In „Babygirl“ beginnt eine Geschäftsfrau eine bizarre Beziehung mit ihrem Praktikanten. Nicole Kidman präsentiert eine zwiespältige und faszinierende Performance.

Die Australierin Nicole Kidman ist seit gut drei Jahrzehnten eine der erfolgreichsten Schauspielerinnen Hollywoods. „Tage des Donners“, „Batman Forever“ und ein Oscar als „Beste Schauspielerin“ für „The Hours“ sind ihre größten Verdienste im Kino.
Die 57-Jährige lässt sich immer wieder auf ungewöhnliche Projekte und Rollen ein, sodass sie in jüngster Zeit auch im Fernsehen präsent ist, etwa in „The Ondoing“, „Nine Perfect Strangers“ und aktuell in „Ein neuer Sommer“.
In ihrem neuen Film „Babygirl“ übertrifft Nicole Kidman alle Darstellungen, die sie bislang geliefert hat. Romy ist Geschäftsführerin in einer Firma für Robotertechnik und organisiert die seelenlose Sortierung hunderttausender Pakete. Auf dem Weg zur Arbeit beobachtet sie, wie ein junger Mann einen ausgebüxten Hund mit einer klaren Ansage und einem Keks dazu bringt, ihm zu gehorchen. In Romy wachsen durch diese Geste starke sexuelle Gefühle, die außer Kontrolle geraten, als der junge Mann namens Samuel als neuer Praktikant in ihrer Firma anheuert. Samuel spürt, dass Romy von ihm fasziniert ist. Distanzlos seiner Chefin gegenüber tastet er ab, ob er auf der richtigen Spur ist. Möchte Romy vielleicht auch einen Keks? Er setzt sich selbstbewusst über alle Regeln hinweg, fordert Romys kühle Dominanz heraus und entfacht unterdrückte Leidenschaften in ihr.
Bei der Uraufführung des Films bei den Internationalen Filmfestspielen von Venedig im August 2024 verblüffte Nicole Kidman die Jury, die ihr den Preis als „Beste Darstellerin“ verlieh. Ein Kino-Comeback für Kidman, die in den vergangenen Jahren auch in einigen erfolglosen Produktionen spielte. Als Mutter von „Aquaman“ ist sie eine Fehlbesetzung, in „Grace von Monaco“ bekam sie schlechte Kritiken. Aber ihre lange Karriere zeigt, dass sie eine Kämpferin ist, die sich als sexuell unterwürfige Romy für eine Oscar-Nominierung anbietet.
Kidmans Rolle ist in ihrer Radikalität wohl einzigartig in der jüngeren Kinogeschichte. Nach ihrem Treffen im Büro beginnen Romy und Samuel eine Affäre mit einem bizarren Rollenspiel. Samuel übernimmt die dominante Position, Romy erfüllt seine Wünsche mit wachsender Unterwerfung. Wie ein Schulmädchen muss sie in der Ecke stehen, auf allen Vieren trinkt sie wie ein Kätzchen ein paar Tropfen Milch aus einer Untertasse, sie entblößt sich und masturbiert vor den Augen des Mannes. Romy muss sich eingestehen, dass sie ihr Sexualleben mit ihrem Ehemann nie befriedigte und dass sie nun die Kontrolle über ihr Leben zu verlieren droht. Auch ihre Position als Geschäftsführerin steht auf dem Spiel.

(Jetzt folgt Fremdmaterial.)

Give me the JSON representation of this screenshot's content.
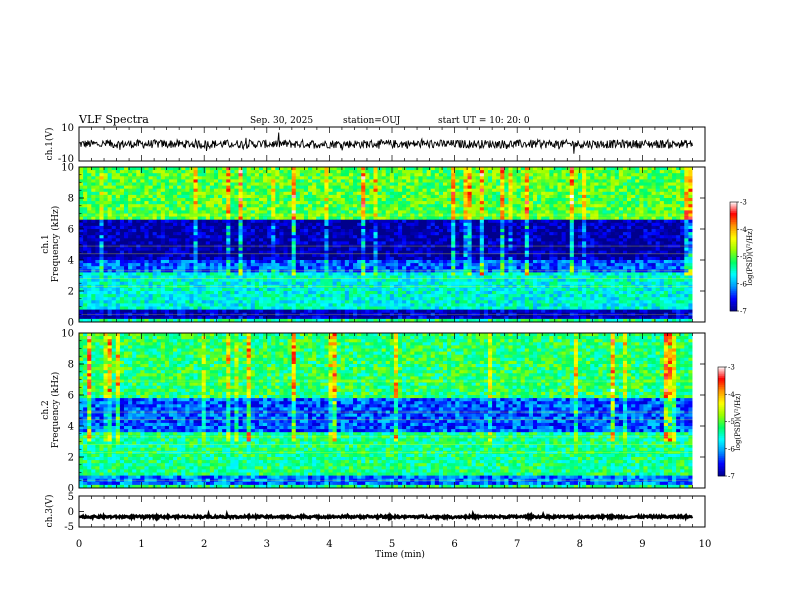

Selbst-Faszination und Abscheu zugleich
Nicole Kidman gibt sich ganz der Rolle als Romy hin – inklusive einiger Nacktszenen sowie als Patientin beim Schönheitschirurgen. Als er ihr Botox in Lippen und Stirn spritzt, ist das gleichzeitig ein augenzwinkernder Hinweis auf Kidmans eigene Sucht nach Schönheitsbehandlungen wie auch eine Kritik an den CEO-Etagen, in denen sich Frauen kein Fältchen leisten können oder dürfen. Die zwiespältige und überragende Performance von Nicole Kidman zeigt eine Frau, die sich selbst gegenüber Faszination und Abscheu zugleich empfindet.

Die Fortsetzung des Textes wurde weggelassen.